Le statut d’auto-entrepreneur séduit chaque année des milliers d’individus désireux de mener à bien un projet professionnel en toute simplicité. Pourtant, des circonstances variées peuvent amener à envisager la cessation de cette activité. Que ce soit pour des raisons personnelles, une évolution de carrière ou une transformation de votre projet entrepreneurial, il est crucial de maîtriser les étapes et obligations qui accompagnent la fermeture de votre auto-entreprise. En 2026, les démarches administratives se veulent plus fluides grâce à la digitalisation et à la centralisation des formalités sur le Guichet Unique des entreprises. Ce guide complet vous accompagne dans cette étape clé, vous présentant les formalités administratives indispensables, les déclarations fiscales et sociales, ainsi que les conseils pour une cessation sans accroc.
En bref :
- Déclaration de cessation à effectuer dans les 30 jours suivant l’arrêt de l’activité via le Guichet Unique.
- Obligations fiscales à respecter, notamment la déclaration du chiffre d’affaires et, selon le régime choisi, la gestion des impôts.
- Déclaration obligatoire auprès de l’URSSAF des revenus dans les 90 jours après cessation.
- Distinguer clairement fermeture, radiation et mise en sommeil selon votre situation.
- La fermeture d’une auto-entreprise est gratuite, seules certaines cotisations sociales ou la CFE peuvent rester dues.
- Pas de délai de carence : possibilité de recréer une auto-entreprise immédiatement après la cessation.
- Accompagnement disponible via les services publics et simulateurs en ligne pour faciliter le processus.

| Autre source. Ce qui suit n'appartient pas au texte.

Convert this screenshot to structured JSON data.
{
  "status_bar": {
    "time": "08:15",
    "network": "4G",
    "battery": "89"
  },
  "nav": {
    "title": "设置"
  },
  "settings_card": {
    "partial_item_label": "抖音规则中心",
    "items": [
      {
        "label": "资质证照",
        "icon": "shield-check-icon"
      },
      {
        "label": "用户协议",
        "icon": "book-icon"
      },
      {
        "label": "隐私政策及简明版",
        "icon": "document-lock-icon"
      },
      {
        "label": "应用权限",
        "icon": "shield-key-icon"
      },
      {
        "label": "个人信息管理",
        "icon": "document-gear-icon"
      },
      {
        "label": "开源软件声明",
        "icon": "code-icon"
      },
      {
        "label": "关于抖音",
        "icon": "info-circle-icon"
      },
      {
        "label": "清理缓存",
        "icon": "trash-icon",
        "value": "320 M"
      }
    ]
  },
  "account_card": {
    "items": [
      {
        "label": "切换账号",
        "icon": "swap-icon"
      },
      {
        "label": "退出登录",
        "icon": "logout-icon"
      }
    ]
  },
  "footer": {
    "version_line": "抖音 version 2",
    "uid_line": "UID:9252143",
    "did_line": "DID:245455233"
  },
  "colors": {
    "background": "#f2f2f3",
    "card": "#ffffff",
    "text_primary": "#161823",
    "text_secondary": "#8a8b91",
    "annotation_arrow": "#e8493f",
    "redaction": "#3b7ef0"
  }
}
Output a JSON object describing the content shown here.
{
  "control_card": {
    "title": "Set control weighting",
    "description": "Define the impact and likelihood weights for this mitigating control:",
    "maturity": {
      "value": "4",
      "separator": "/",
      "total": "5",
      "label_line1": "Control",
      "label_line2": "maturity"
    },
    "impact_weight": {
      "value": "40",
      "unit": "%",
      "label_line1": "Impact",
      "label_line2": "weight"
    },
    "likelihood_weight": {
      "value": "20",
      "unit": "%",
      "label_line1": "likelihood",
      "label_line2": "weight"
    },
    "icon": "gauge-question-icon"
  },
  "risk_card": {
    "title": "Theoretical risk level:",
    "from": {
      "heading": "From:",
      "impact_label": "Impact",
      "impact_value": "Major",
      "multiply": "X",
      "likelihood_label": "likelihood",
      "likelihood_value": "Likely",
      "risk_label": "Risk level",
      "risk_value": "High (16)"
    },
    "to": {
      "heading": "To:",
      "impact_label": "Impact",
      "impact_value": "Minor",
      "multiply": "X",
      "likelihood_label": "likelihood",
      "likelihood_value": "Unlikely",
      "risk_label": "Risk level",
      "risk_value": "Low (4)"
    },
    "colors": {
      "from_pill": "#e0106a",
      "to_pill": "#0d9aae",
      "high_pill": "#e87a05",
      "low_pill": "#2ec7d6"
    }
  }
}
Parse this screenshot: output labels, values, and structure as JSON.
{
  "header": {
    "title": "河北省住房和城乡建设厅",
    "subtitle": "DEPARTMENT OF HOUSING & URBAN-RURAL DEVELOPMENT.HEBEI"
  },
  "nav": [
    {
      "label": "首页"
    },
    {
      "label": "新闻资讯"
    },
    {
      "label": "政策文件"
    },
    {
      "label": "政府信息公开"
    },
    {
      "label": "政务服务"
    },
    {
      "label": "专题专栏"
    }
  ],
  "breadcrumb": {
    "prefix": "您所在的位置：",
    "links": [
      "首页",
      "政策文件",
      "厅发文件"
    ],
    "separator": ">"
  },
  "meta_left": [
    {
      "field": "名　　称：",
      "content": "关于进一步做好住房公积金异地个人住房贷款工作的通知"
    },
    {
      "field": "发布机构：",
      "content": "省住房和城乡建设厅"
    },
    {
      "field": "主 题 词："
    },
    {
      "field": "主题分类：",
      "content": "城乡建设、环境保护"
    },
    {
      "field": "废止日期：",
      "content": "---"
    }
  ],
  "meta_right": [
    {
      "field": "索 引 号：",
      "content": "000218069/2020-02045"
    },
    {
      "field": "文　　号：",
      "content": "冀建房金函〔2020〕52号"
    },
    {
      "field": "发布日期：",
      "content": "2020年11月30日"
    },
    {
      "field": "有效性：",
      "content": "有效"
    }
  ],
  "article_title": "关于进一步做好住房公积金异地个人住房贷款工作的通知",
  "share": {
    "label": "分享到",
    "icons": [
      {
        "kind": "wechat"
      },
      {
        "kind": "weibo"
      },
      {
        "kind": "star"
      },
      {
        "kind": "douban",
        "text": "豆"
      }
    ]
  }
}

Déclaration de cessation d’activité : formalités administratives et dépôts obligatoires
Lorsqu’un auto-entrepreneur décide de cesser son activité, la première nécessité est la déclaration officielle de cessation d’activité. Cette démarche doit impérativement être réalisée dans un délai de 30 jours maximum à compter de la date effective de l’arrêt.
Depuis 2026, cette formalité s’effectue majoritairement en ligne, offrant un accès simplifié grâce au Guichet Unique des entreprises, une plateforme digitale qui centralise l’intégralité des formalités liées à l’immatriculation et à la cessation des activités.
La déclaration entraîne automatiquement la radiation de plusieurs registres importants :
- Registres légaux tels que le Registre du Commerce et des Sociétés (RCS) ou le Répertoire des Métiers (RNE).
- Répertoire Sirene géré par l’INSEE qui recense toutes les entreprises en activité.
- Fichiers sociaux relatifs aux affiliés auprès des organismes sociaux (URSSAF notamment).
- Les fichiers fiscaux qui répertorient les professionnels actifs auprès de l’administration des impôts.
Le traitement complet de votre demande peut varier en fonction de la période et de la région, oscillant généralement entre 2 et 4 semaines. Il est recommandé de conserver une preuve de votre déclaration pour éviter tout litige ultérieur.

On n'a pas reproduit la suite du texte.